The images from Louisiana show how devastating Hurricane Ida was for the areas there.

Many people are homeless and efforts to feed the people are in full swing, and some farmers in Maryland are doing their part to help.

Volunteers spent the morning picking corn at First Fruits Farm in Freeland. The non-profit farm has been giving away everything it grows for 23 years. Corn from the farm is directed to Louisiana for hurricane relief. Rick Bernstein is the farm’s manager.

“We organized vegetables from here last week, but also talked to farm friends who we have across the country who produce other things,” said Bernstein.

There are 27 for-profit farms giving away food for the effort – all but two are from Maryland.

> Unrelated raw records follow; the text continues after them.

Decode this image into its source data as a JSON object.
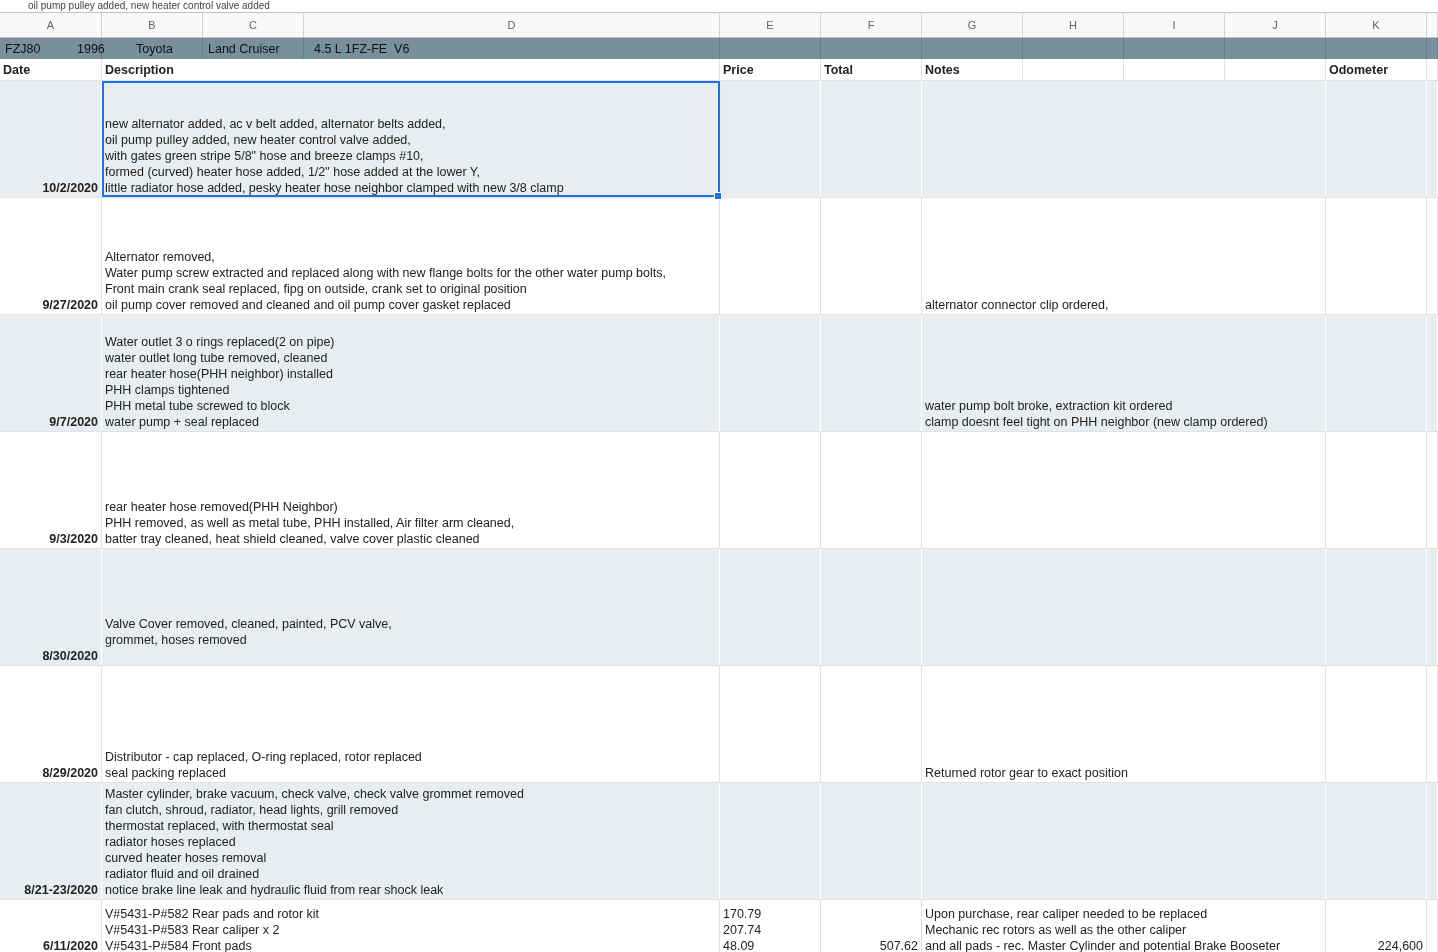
{
  "formula_bar_fragment": "oil pump pulley added, new heater control valve added",
  "column_headers": [
    "A",
    "B",
    "C",
    "D",
    "E",
    "F",
    "G",
    "H",
    "I",
    "J",
    "K"
  ],
  "title_band": [
    "FZJ80",
    "1996",
    "Toyota",
    "Land Cruiser",
    "4.5 L 1FZ-FE  V6"
  ],
  "header_row": {
    "date": "Date",
    "description": "Description",
    "price": "Price",
    "total": "Total",
    "notes": "Notes",
    "odometer": "Odometer"
  },
  "rows": [
    {
      "date": "10/2/2020",
      "description": "new alternator added, ac v belt added, alternator belts added,\noil pump pulley added, new heater control valve added,\nwith gates green stripe 5/8\" hose and breeze clamps #10,\nformed (curved) heater hose added, 1/2\" hose added at the lower Y,\nlittle radiator hose added, pesky heater hose neighbor clamped with new 3/8 clamp",
      "selected": true
    },
    {
      "date": "9/27/2020",
      "description": "Alternator removed,\nWater pump screw extracted and replaced along with new flange bolts for the other water pump bolts,\nFront main crank seal replaced, fipg on outside, crank set to original position\noil pump cover removed and cleaned and oil pump cover gasket replaced",
      "notes": "alternator connector clip ordered,",
      "selected": false
    },
    {
      "date": "9/7/2020",
      "description": "Water outlet 3 o rings replaced(2 on pipe)\nwater outlet long tube removed, cleaned\nrear heater hose(PHH neighbor) installed\nPHH clamps tightened\nPHH metal tube screwed to block\nwater pump + seal replaced",
      "notes": "water pump bolt broke, extraction kit ordered\nclamp doesnt feel tight on PHH neighbor (new clamp ordered)",
      "selected": false
    },
    {
      "date": "9/3/2020",
      "description": "rear heater hose removed(PHH Neighbor)\nPHH removed, as well as metal tube, PHH installed, Air filter arm cleaned,\nbatter tray cleaned, heat shield cleaned, valve cover plastic cleaned",
      "selected": false
    },
    {
      "date": "8/30/2020",
      "description": "Valve Cover removed, cleaned, painted, PCV valve,\ngrommet, hoses removed\n ",
      "selected": false
    },
    {
      "date": "8/29/2020",
      "description": "Distributor - cap replaced, O-ring replaced, rotor replaced\nseal packing replaced",
      "notes": "Returned rotor gear to exact position",
      "selected": false
    },
    {
      "date": "8/21-23/2020",
      "description": "Master cylinder, brake vacuum, check valve, check valve grommet removed\nfan clutch, shroud, radiator, head lights, grill removed\nthermostat replaced, with thermostat seal\nradiator hoses replaced\ncurved heater hoses removal\nradiator fluid and oil drained\nnotice brake line leak and hydraulic fluid from rear shock leak",
      "selected": false
    },
    {
      "date": "6/11/2020",
      "description": "V#5431-P#582 Rear pads and rotor kit\nV#5431-P#583 Rear caliper x 2\nV#5431-P#584 Front pads",
      "price": "170.79\n207.74\n48.09",
      "total": "507.62",
      "notes": "Upon purchase, rear caliper needed to be replaced\nMechanic rec rotors as well as the other caliper\nand all pads - rec. Master Cylinder and potential Brake Booseter",
      "odometer": "224,600",
      "selected": false
    }
  ]
}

In addition to the vegetables, other farms offer a variety of foods such as milk, cheese, yogurt, other vegetables, dairy products, and chicken.

First Fruits turned to the Hope To Help convoy to get everything there.

“That sends half loads of groceries, usually snacks and water, to see if they are interested in getting fresh produce from us to take to the areas hit by Hurricane Ida in Louisiana,” said Jamison Hunsberger, manager of the First fruits farm.

Volunteers said they are excited to be part of the effort.

“It is always very grounding and humbling to come here and give back to the churches in every possible way,” said volunteer Amy Adams.

“I often feel that sometimes there is not much I can do to help in such big situations. So it is really important to come here and help them during this difficult time,” said volunteer Natalie Althoff.

There should be four semi-trailers with groceries. It should arrive there by Wednesday.